It’s not often that JMU brings one of Foreign Policy magazine’s top 100 intellectuals in the world to campus. While many people might not fully appreciate how amazing it is to have received the Grawemeyer Award in Education in 2002, the Barnard College Medal of Distinction in 2003, the Radcliffe Alumnae Recognition Award in 2007, and the Centennial Medal of the Graduate School of Arts and Sciences at Harvard University in 2010, Larry Burton and Ralph Cohen of the Cohen Center for the Study of Technological Humanism recognized that those accomplishments and the person who received them is exactly the kind of speaker that JMU should be trying to attract. Martha Nussbaum is the Ernst Freund Distinguished Service Professor of Law and Ethics, appointed in the Law School and Philosophy Department at the University of Chicago. She is also an Associate in the Classics Department, the Divinity School, and the Political Science Department, a Member of the Committee on Southern Asian Studies, and a Board Member of the Human Rights Program. Just by looking at her obligations at her home institution, you can see that she’s a woman of varied intellectual interests who also happens to be extremely busy.

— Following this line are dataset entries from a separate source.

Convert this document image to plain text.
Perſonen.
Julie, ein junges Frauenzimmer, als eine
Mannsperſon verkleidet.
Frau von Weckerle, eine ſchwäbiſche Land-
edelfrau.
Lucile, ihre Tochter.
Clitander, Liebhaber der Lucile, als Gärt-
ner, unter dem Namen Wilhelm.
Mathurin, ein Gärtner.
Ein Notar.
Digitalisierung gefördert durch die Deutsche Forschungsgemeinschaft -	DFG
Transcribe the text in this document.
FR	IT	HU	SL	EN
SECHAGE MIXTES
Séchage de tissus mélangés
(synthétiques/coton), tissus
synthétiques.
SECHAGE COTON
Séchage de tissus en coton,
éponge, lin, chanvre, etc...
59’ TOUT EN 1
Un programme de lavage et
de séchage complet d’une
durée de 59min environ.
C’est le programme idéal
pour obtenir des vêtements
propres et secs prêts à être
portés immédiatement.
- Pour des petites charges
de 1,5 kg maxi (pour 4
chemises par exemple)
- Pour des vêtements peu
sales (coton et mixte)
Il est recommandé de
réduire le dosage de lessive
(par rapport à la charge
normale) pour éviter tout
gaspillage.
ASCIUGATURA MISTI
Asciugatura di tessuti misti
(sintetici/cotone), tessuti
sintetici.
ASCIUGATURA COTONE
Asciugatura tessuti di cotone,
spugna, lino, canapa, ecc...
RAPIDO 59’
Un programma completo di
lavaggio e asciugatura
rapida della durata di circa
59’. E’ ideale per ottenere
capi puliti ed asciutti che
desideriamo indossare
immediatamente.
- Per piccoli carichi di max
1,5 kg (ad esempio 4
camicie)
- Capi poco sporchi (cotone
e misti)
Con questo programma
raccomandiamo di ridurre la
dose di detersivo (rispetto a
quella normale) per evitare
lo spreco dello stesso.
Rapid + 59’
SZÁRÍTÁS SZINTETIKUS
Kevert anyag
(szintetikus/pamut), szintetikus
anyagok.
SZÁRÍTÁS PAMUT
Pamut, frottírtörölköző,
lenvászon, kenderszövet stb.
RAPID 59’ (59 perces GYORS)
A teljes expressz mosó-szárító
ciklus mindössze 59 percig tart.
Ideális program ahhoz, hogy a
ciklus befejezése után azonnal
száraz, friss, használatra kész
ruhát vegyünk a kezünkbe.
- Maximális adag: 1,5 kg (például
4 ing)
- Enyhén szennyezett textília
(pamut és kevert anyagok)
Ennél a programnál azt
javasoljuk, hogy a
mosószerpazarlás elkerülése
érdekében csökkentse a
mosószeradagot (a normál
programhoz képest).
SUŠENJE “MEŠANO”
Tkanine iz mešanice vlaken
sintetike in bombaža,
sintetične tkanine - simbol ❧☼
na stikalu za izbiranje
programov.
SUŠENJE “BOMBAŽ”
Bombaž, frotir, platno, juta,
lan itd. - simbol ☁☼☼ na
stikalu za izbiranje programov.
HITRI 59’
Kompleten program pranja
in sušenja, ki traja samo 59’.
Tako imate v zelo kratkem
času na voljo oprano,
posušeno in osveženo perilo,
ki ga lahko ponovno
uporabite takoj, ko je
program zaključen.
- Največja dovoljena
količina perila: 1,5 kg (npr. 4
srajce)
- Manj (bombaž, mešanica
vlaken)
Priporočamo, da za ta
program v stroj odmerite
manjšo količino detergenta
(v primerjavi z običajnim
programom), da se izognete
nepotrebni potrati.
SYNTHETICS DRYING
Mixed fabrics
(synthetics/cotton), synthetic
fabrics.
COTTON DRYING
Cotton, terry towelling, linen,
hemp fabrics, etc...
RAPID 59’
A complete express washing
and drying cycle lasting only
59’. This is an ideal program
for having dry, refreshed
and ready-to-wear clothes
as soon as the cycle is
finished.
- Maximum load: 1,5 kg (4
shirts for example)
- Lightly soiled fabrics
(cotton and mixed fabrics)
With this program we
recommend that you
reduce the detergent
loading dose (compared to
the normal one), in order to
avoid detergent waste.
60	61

She’s not too busy, though, to make plans to come to Harrisonburg twice this fall. “Injustice and the Dubious Value of Anger” was originally scheduled for September as the inaugural lecture in the Cohen Center’s Visiting Speakers Series, but Nussbaum had to stay grounded in Chicago after an unfortunate fire closed all of the city’s airports. Undeterred by this terrible accident, she readily agreed to reschedule her speech for this Friday, Nov. 14. In the abstract for her lecture, Nussbaum indicates that she wants to help her audience understand that anger is “fatally flawed from a normative viewpoint — sometimes incoherent and sometimes based on bad values. In either case it is of dubious value in both life and the law.” That will assist us Dukes in grasping why we need to re-think our attitude toward anger and how this new perspective might support revolutionary justice. So many of the brief, everyday moments in our lives are connected to anger in some way—the cranky review left on a website, the heated exclamation uttered when we get cut off in traffic, the passive-aggressive comments we make to our partners. The widespread, casual acceptance of this antagonism is reflective of a larger and more systemic issue affecting our entire society, and that’s something worth addressing. If Nussbaum’s lecture can get us to reconsider the role that anger plays in our lives, it can only be a good thing.
When an academic superstar like Martha Nussbaum is willing to make arrangements not once, but twice, to travel to our corner of the Shenandoah Valley, it says a lot about the kind of woman and scholar she is. The subject matter for her lecture says even more, and that subject has the potential to have a profound effect on our campus culture. With everything that she’s done to get here, we ought to do our best to make her feel welcome and to critically engage with the ideas she will propose. Nussbaum is one of the top minds working in the world today and for one afternoon, JMU will get to benefit from her wisdom and insight. “Injustice and the Dubious Value of Anger” will take place this Friday, Nov. 14 from 4:00 to 5:30 in the Health and Human Services building, room 2301.